||C.S. Grijalva-Eternod1,2, J.C.K. Wells3, M Cortina-Borja4, N. Salse-Ubach5,M. Tondeur2 ,C. Dolan2 ,C. Meziani6, C. Wilkinson7, P. Spiegel7, A.J. Seal1,2
||1Centre for International Health & Development, UCL Institute of Child Health, London, UK, 2Emergency Nutrition Network, Oxford, UK, 3MRC Childhood Nutrition Research Centre, UCL Institute of Child Health, London, UK, 4MRC Centre of Epidemiology for Child Health, UCL Institute of Child Health, London, UK, 5Independent Consultant, Barcelona, Spain, 6Tindouf Sub-Office, United Nations High Commissioner for Refugees, Tindouf, Algeria, 7Public Health and HIV Section, Division of Programme Support and Management, United Nations High Commissioner for Refugees, Geneva, Switzerland
|1st country of focus:
|Relevant to the conference theme:
|Summary (max 100 words):
||We assessed under-nutrition and overweight prevalence in Western Sahara women (15-49 years) and children (6-59 months) living in refugee camps for over 35 years. Both were found highly prevalent - the former among children, the latter among women. At the household level, more households presented cases of overweight than underweight. The number of households presenting both was high (19.9%). The results highlight the need to focus attention on non-communicable diseases within the humanitarian sector with special focus on refugees living a protracted emergency.
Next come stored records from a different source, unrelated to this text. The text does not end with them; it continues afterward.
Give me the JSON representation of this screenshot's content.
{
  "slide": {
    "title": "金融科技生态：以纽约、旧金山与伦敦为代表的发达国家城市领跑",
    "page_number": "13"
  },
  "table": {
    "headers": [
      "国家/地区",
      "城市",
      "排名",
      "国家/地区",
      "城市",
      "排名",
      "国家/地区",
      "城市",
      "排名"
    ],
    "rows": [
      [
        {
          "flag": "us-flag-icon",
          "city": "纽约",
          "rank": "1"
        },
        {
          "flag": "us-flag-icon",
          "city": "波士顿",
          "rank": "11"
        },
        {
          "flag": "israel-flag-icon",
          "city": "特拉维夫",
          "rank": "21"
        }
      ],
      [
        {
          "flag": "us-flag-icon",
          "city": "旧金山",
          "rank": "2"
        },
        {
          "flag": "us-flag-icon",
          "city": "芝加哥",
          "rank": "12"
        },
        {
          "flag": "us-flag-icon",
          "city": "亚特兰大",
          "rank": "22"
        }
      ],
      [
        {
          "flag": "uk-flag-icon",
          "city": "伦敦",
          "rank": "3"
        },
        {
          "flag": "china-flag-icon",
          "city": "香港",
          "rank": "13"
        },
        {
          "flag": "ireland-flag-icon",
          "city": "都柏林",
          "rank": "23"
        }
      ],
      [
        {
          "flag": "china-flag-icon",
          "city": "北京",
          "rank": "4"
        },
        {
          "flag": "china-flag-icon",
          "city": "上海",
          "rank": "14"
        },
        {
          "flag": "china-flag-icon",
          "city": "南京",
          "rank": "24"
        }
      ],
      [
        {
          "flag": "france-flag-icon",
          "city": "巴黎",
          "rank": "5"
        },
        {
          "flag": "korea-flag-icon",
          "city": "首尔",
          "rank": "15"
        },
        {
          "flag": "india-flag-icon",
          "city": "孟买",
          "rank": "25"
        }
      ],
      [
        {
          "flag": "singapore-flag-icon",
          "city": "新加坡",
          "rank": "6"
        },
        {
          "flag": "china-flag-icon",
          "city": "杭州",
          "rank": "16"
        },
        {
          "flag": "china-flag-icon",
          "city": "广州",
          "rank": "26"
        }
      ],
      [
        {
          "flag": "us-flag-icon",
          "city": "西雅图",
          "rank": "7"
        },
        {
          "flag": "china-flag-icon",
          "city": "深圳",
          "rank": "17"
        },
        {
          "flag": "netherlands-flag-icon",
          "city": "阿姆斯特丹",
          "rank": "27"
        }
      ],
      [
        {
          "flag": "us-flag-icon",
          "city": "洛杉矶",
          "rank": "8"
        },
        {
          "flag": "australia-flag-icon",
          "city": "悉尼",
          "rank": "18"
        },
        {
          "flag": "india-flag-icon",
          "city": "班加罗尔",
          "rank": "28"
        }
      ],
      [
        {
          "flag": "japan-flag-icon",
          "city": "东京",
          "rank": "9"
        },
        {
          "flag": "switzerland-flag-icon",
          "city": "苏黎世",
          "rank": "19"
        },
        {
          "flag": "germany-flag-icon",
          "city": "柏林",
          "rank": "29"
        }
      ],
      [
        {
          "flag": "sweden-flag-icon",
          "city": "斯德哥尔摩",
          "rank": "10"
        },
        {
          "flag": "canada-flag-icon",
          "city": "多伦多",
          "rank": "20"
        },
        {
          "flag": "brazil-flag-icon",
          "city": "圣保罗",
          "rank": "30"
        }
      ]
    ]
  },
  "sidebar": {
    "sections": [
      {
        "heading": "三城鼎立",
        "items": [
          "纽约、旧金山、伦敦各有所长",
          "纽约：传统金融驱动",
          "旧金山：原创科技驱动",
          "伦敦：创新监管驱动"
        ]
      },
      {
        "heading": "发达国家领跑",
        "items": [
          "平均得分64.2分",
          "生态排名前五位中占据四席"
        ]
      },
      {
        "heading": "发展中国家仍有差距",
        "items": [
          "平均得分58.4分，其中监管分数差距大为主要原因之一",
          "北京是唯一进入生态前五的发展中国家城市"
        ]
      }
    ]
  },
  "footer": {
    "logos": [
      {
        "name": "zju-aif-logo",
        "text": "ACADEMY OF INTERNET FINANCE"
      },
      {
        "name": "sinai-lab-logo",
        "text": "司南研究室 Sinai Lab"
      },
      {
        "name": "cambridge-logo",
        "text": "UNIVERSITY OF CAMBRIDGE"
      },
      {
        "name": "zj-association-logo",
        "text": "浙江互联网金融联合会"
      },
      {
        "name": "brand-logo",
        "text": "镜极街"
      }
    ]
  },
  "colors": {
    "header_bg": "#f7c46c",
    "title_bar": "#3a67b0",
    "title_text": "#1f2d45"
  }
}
|Background (max 200 words):
||Vulnerable groups experiencing epidemiological transitions are known to suffer both under-nutrition and obesity. Yet, it is unknown whether this double burden affects food aid dependent refugees living in protracted emergencies.
|Objectives (max 100 words):
||We aimed at assessing the double burden of malnutrition among Western Sahara refugees living in a protracted emergency for over 35 years.
|Methodology (max 400 words):
||We implemented one stratified cluster nutrition survey in four Western Sahara refugee camps in Algeria. We sampled 2005 households collecting anthropometric indicators in 1608 children (6-59 months) and 1781 women (15-49 years). We estimated the prevalence of global acute malnutrition, stunting, underweight and overweight in children and the prevalence of underweight, overweight and central obesity in women. Households were first classified according to the presence of cases of each indicator. Households were later classified as underweight, overweight or double burden if they presented cases with under-nutrition or overweight, alone or in combination, or normal if no cases were found.
|Results (max 400 words):
||In children, prevalence of global acute malnutrition was 9.1%, stunting 29.1%, underweight 18.6% and overweight 2.4%.; whereas in women 5.1% were underweight, 53.7% were overweight or obese and 71.4% had central obesity. A larger proportion of households presented cases of central obesity (47.2%) or overweight (38.8%) in women compared to those presenting stunting (19.5%) or underweight (13.3%) in children, nonetheless the latter were high. Overall, overweight (43.6%) households were most commonly followed by underweight (20.5%) and double burden-affected (19.9%) households. Similar results were found if households were classified as primarily obese instead of overweight.
|Conclusion (max 400 words):
||Obesity and under-nutrition are highly prevalent and co-existing among Western Sahara refugees. The results highlight the need to focus attention on non-communicable diseases within the humanitarian sector. Results also raise the complex challenges of incorporating obesity prevention and treatment of associated co-morbidities into aid policies, without drawing resources away from providing essential life-saving interventions to tackle under-nutrition.